Canopy Averaged Chlorophyll Content Prediction of Pear Trees Using Convolutional Autoencoder on Hyperspectral Data

Abstract

Chlorophyll content is one of the essential parameters to assess the growth process of the fruit trees. This present study developed a model for estimation of canopy averaged chlorophyll content (CACC) of pear trees using the convolutional autoencoder (CAE) features of hyperspectral (HS) data. This study also demonstrated the inspection of anomaly among the trees by employing multidimensional scaling on the CAE features and detected outlier trees prior to fit nonlinear regression models.
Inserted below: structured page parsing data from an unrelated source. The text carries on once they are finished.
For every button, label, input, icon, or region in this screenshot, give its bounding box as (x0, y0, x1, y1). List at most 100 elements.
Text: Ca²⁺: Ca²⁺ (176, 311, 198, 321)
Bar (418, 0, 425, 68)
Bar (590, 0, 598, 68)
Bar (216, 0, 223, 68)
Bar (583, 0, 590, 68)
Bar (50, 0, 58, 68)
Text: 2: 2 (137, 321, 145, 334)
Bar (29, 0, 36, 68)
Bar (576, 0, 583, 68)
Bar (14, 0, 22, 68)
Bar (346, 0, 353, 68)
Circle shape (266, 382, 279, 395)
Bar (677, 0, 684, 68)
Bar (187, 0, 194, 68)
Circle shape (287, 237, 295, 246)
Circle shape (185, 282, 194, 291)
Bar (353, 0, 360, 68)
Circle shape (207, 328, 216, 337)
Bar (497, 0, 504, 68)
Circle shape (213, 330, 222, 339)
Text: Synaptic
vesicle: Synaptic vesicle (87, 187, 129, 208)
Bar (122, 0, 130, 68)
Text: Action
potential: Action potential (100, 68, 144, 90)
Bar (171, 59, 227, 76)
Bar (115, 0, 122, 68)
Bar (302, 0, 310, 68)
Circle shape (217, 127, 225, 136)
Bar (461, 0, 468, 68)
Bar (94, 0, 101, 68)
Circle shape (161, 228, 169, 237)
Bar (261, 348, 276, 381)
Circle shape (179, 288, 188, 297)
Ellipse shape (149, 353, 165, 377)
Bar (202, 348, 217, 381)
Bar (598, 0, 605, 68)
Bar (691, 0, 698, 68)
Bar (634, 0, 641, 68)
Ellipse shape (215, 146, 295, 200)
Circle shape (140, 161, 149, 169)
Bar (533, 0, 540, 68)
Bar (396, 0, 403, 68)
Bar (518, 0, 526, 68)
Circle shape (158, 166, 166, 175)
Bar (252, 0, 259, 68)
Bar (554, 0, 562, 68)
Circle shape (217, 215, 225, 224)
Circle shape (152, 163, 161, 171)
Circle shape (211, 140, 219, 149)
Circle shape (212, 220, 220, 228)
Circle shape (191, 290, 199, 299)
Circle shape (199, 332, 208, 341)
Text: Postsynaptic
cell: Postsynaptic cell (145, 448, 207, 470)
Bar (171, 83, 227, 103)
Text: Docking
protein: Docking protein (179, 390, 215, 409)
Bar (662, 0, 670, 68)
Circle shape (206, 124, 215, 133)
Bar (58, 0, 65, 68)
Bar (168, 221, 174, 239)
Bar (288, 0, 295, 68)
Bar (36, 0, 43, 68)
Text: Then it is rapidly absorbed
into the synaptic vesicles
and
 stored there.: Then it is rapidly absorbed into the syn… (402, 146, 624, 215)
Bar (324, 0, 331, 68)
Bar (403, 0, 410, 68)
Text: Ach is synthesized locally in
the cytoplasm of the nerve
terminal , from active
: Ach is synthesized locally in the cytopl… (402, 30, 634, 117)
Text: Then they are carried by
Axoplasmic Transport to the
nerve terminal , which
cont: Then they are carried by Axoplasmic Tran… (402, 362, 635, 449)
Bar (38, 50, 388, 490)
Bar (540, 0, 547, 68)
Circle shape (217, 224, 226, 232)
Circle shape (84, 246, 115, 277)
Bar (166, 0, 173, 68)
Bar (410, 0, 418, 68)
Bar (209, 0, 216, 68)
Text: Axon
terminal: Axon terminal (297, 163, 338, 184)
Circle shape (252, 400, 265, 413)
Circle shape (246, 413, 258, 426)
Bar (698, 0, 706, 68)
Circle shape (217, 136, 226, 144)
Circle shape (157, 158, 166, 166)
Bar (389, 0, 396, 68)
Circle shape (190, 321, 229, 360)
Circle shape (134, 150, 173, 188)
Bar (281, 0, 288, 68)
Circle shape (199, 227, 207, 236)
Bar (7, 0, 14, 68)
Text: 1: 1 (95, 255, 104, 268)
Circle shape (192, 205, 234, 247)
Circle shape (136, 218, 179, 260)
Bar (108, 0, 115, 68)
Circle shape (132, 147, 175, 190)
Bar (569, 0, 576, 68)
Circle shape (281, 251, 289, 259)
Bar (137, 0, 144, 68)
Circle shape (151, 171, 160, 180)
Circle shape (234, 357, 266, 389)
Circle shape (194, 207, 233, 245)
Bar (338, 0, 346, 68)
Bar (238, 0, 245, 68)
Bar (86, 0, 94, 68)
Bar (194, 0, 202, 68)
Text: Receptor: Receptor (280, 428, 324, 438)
These outlier trees were excluded from the further experiments that helped in improving the prediction performance of CACC. Gaussian process regression (GPR) and support vector regression (SVR) techniques were investigated as nonlinear regression models and used for prediction of CACC. The CAE features were proven to be providing better prediction of CACC when compared with the direct use of HS bands or vegetation indices as predictors. The CACC prediction performance was improved with the exclusion of the outlier trees during training of the regression models. It was evident from the experiments that GPR could predict the CACC with better accuracy compared to SVR. In addition, the reliability of the tree canopy masks, which were utilized for averaging the features' values for a particular tree, was also evaluated.